Global Policy Forum

Amnesty in Sierra Leone Opposed by Rights Group


By Paul Lewis

New York Times/Associated Press
July 26, 1999

United Nations -- Human rights organizations are campaigning against a blanket amnesty granted in Sierra Leone under a peace agreement signed earlier this month to end the brutal eight-year civil war in that tiny, impoverished West African nation.

The tactics of the Revolutionary United Front rebels included deliberately severing arms and legs of civilians, including many children.

The amnesty was extended to the rebels, led by Foday Sanko, who were promised four Government posts as well as "an absolute and free pardon and reprieve" for their actions since 1991 by the peace deal signed July 7 in Lomé, the capital of Togo, Sierra Leone's neighbor.

Human Rights Watch, a New York-based group, and Amnesty International denounced the amnesty provision in letters to the United Nations Secretary General, Kofi Annan, to the members of the Security Council and to Mary Robinson, the United Nations High Commissioner for Human Rights.

"We are now lobbying Security Council members and especially the Netherlands and Canada, which seem the most sympathetic to our views," Reed Brody, advocacy director at Human Rights Watch, said on Friday.

The Netherlands Representative, Arnold Peter van Walsum, said the amnesty raises an issue of principle "because we believe peace and accountability are not incompatible, but that does not mean you want people to go on fighting."

Annan is due to report to the Council on the Sierra Leone peace agreement on Tuesday. And the Council will then try to adopt a resolution stating its view of the accord.

A British diplomat described the Sierra Leone agreement as "a very dirty deal but unfortunately the only one available."

The United Nations itself was so embarrassed by the amnesty provision that its representative in Lomé, Francis Okelo, added a disclaimer when he signed on behalf of the world body. He said he could not countenance amnesty for those guilty of genocide, war crimes and crimes against humanity because these are forbidden by international law.

Two days after the signing, the High Commissioner for Human Rights, who the previous month had pronounced herself "deeply shocked" after visiting Sierra Leone, called for an international investigation into human rights abuses there.

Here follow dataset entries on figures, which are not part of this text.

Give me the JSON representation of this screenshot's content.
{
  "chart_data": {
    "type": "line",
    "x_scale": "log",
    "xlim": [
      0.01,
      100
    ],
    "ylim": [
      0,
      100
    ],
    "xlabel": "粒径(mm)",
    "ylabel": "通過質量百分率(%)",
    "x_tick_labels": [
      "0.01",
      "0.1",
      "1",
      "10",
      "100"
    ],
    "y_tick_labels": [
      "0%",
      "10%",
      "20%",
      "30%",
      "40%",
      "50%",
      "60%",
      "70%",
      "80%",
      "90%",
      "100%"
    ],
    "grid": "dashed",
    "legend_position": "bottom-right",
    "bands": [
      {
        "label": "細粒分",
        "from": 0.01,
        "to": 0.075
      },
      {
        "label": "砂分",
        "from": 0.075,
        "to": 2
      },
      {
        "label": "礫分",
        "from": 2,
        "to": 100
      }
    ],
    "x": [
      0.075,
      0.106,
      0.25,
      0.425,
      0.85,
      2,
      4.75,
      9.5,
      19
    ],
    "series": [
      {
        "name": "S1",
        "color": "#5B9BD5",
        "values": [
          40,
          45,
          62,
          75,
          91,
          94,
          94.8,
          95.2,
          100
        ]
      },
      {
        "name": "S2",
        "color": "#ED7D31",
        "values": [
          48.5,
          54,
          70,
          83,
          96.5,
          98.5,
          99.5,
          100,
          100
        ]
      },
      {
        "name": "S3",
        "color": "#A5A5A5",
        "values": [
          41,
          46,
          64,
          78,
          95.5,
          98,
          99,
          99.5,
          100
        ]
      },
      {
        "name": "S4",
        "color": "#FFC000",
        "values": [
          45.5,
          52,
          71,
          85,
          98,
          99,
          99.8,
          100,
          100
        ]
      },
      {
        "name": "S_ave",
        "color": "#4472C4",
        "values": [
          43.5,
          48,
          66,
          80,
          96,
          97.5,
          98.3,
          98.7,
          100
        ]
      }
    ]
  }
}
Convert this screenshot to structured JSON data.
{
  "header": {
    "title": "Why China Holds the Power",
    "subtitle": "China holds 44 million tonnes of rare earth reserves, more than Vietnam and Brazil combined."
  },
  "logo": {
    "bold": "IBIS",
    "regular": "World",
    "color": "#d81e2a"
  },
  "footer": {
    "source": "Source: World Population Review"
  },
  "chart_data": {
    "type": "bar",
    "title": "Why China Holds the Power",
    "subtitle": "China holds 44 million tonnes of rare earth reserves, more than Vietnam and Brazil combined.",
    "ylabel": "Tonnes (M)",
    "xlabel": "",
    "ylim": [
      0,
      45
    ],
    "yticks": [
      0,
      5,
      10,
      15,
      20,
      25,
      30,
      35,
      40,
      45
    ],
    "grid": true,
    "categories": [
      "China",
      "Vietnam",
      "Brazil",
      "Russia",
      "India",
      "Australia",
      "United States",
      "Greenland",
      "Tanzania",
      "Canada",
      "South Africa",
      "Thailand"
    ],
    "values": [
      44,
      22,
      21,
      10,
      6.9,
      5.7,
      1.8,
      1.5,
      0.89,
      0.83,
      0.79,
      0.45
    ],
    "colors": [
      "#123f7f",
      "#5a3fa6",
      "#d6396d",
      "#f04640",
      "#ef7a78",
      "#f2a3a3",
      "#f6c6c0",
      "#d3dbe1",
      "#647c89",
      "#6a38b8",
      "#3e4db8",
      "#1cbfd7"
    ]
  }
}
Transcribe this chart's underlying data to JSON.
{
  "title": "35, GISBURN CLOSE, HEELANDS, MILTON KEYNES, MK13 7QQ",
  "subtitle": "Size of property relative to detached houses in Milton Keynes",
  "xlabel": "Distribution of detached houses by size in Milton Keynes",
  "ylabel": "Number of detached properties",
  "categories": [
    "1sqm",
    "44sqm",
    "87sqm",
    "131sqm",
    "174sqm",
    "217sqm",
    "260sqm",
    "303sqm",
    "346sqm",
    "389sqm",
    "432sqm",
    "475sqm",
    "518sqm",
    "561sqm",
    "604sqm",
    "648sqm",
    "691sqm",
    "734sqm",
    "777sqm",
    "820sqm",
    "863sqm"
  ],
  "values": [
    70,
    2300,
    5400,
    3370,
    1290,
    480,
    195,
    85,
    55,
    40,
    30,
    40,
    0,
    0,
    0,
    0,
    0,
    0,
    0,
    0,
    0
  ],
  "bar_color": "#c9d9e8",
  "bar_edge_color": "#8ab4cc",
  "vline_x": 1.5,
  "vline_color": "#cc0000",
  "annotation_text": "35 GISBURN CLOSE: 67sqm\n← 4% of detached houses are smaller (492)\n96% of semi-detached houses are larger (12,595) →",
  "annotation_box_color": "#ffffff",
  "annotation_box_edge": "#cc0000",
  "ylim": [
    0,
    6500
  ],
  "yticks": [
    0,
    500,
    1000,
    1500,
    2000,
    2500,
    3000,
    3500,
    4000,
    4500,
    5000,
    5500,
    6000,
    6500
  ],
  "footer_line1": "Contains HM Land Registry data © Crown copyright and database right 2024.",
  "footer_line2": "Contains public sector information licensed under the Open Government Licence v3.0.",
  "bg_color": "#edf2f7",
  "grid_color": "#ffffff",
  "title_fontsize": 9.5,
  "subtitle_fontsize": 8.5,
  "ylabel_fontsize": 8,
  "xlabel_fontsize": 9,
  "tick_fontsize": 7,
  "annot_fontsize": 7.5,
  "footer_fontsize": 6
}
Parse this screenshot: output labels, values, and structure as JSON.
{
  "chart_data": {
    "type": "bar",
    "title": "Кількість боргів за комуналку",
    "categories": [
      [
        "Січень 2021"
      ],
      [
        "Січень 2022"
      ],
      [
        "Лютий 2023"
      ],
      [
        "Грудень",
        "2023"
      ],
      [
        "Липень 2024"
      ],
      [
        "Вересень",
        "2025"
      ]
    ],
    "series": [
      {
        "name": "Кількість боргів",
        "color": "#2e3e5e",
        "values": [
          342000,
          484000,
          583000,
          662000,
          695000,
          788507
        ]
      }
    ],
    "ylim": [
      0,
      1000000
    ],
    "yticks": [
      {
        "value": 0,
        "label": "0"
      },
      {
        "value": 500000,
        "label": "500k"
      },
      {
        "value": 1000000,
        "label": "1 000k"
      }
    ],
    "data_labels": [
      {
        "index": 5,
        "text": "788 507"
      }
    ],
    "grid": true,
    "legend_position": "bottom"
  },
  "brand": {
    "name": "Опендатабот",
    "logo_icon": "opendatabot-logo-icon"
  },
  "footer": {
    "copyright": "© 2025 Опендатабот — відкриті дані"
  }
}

The protests have created a quandary for the Secretary General and the Security Council, United Nations officials and diplomats admit. On the one hand, the amnesty flies in the face of recent efforts by the United Nations to hold the parties to conflicts responsible for human rights abuses they commit.

Special international tribunals have been established to investigate and try alleged war criminals in the former Yugoslavia and Rwanda, while last year 120 countries agreed to create a new International Criminal Court to try war crimes, crimes against humanity and genocide.

On the other hand, any perceived weakening of the amnesty granted the rebels in Sierra Leone risks driving them into armed opposition again and restarting one of Africa's longest and cruelest civil wars. Most African governments, diplomats here say, just want to see the fighting ended. Two earlier cease-fire agreements in Sierra Leone broke down.

Human Rights Watch wants the Security Council to declare that the Sierra Leone amnesty provision only covers "crimes against the state" and not "genocide, crimes against humanity and other serious violations of human rights and humanitarian law."